Most currently manufactured DECT base stations contain a single transceiver and are therefore unable to open more than a single communication channel, a combination of time slot and frequency, on different frequency carriers in the same time slot. A time slot already having a traffic channel is `blind`. This means that although the number of channels available for selection is the number of carriers multiplied by the number of time slots, the maximum number of concurrent users is restricted to the number of available time slots i.e. twelve. The DECT standard includes a blind slot information message sent by a base station to inform the handset of time slots it should avoid for selecting a channel. In addition to slots `blinded` by the base station, a handset `blinds` channels itself as its frequency synthesiser is typically unable to switch to a channel at the next time slot but at a different frequency to that to which it is currently locked, i.e. the current channel.
The handset 5 monitors signals transmitted by a current base station 1 to receive system information via a current channel. A signal packet is transmitted each frame on active and dummy channels. Each signal packet is divided into four fields only one of which transmits system information. The signal packet structure is illustrated in FIG. 2. The S-field 10 used for synchronisation, and the A-field 11 used to send signalling information in accordance with the DECT protocol are both used when locking on. The B-field 1 2 is used for sending speech or data to a system user and the Z-field 13 is provided specifically for sliding error detection. In addition to the Z-field, the A and B fields have their own error detection sub-fields known as Cyclic Redundancy Checks 14 (CRCs). The A-field is 64 bits long with the final 16 bits providing an error check on the preceding 48 bits.
Information on the RSSI (Received Signal Strength Indicator) is measured, periodically, for the channels of the system, for example at a rate of once per two seconds. This is stored in the handset as a list. An example of such a list is shown in FIG. 3. Referring to FIG. 3, the twelve slots 1-11 (from the base stations) are shown as columns, with the ten carrier frequencies being represented by horizontal rows. Hence, the array of FIG. 3 has 120 boxes, each representing a particular channel, i.e. a particular combination of time slot and frequency. Signal strength is allocated a level from 0 to 14 (typically 6 dB bands are used), with 0 being the most quiet and 14 being the least quiet.
When a call is in progress, the handset 5 continuously measures the transmission error rate on the current channel using the CRC fields 14, and also continuously measures the RSSI information for the current channel. If the quality of the current channel deteriorates below an acceptable level as can be determined by the transmission error rate and/or the RSSI information for the current channel, the handset 5 can select an alternative channel and then attempt handoff to this channel. The handoff can either be to a different channel at the same base station (intracell) or to a different channel at a different base station (intercell). Once the quality of the current channel deteriorates below an acceptable level, the handset 5 has a finite number of attempts, currently 10 under the DECT standard, to handoff successfully before the system considers the call to be lost.

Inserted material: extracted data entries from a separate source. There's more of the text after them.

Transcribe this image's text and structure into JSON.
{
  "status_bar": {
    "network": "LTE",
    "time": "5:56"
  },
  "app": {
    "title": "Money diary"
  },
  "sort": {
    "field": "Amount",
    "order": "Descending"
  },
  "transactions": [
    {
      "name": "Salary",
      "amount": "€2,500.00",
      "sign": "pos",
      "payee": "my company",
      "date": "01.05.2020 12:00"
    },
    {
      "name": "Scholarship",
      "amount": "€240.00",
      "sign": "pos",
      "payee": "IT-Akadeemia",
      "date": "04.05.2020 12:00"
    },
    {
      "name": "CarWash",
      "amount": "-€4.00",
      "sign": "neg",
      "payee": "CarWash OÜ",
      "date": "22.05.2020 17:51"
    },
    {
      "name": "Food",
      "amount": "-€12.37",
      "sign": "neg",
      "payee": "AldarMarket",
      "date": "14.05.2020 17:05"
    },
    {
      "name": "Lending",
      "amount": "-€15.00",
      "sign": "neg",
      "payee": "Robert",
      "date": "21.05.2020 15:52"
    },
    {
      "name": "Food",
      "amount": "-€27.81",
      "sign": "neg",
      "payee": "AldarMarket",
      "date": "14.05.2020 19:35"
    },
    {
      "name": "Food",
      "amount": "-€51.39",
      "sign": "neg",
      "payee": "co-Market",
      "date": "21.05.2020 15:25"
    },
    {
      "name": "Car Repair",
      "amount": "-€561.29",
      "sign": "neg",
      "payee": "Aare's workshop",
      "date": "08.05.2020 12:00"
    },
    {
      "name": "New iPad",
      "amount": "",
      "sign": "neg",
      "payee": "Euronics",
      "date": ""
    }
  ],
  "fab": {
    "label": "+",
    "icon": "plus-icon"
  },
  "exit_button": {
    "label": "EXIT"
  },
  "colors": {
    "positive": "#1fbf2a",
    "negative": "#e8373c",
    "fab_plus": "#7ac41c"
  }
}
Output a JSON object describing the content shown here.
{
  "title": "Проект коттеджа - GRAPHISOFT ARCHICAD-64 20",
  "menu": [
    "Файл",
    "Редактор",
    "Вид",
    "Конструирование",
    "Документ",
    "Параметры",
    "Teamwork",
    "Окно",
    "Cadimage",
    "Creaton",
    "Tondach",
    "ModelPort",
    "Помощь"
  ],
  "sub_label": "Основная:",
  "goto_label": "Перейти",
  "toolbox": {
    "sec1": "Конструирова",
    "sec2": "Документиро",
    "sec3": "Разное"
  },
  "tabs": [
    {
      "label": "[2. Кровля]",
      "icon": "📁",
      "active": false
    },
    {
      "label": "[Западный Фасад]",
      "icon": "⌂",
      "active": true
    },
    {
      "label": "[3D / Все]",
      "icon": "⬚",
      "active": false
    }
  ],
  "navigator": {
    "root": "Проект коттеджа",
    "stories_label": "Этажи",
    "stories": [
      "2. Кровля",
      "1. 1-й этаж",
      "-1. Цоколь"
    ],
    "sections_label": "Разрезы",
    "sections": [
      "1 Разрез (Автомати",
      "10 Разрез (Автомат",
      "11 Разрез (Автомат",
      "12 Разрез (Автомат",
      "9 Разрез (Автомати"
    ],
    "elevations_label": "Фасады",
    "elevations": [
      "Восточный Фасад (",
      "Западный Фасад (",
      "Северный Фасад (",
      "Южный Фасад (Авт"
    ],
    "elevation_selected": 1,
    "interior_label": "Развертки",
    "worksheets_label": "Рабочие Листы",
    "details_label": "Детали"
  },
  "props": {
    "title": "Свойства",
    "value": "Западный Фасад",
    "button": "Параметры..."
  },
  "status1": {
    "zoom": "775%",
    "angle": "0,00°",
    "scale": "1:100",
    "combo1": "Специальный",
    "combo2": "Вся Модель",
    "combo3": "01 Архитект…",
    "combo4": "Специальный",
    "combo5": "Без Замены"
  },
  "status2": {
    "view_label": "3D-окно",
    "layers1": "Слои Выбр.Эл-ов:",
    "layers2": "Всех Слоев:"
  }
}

The reason for placing a limit on the number of attempts allowable to achieve successful handoff is to prevent handsets from contributing unnecessarily to the noise levels in the system by repeatedly and unsuccessfully trying to handoff to a particular channel. Anyway, after the time taken to make 10 handoff attempts has elapsed, the handset is losing synchronising with the system to such an extent that it is unlikely to be able to decode any system information signals.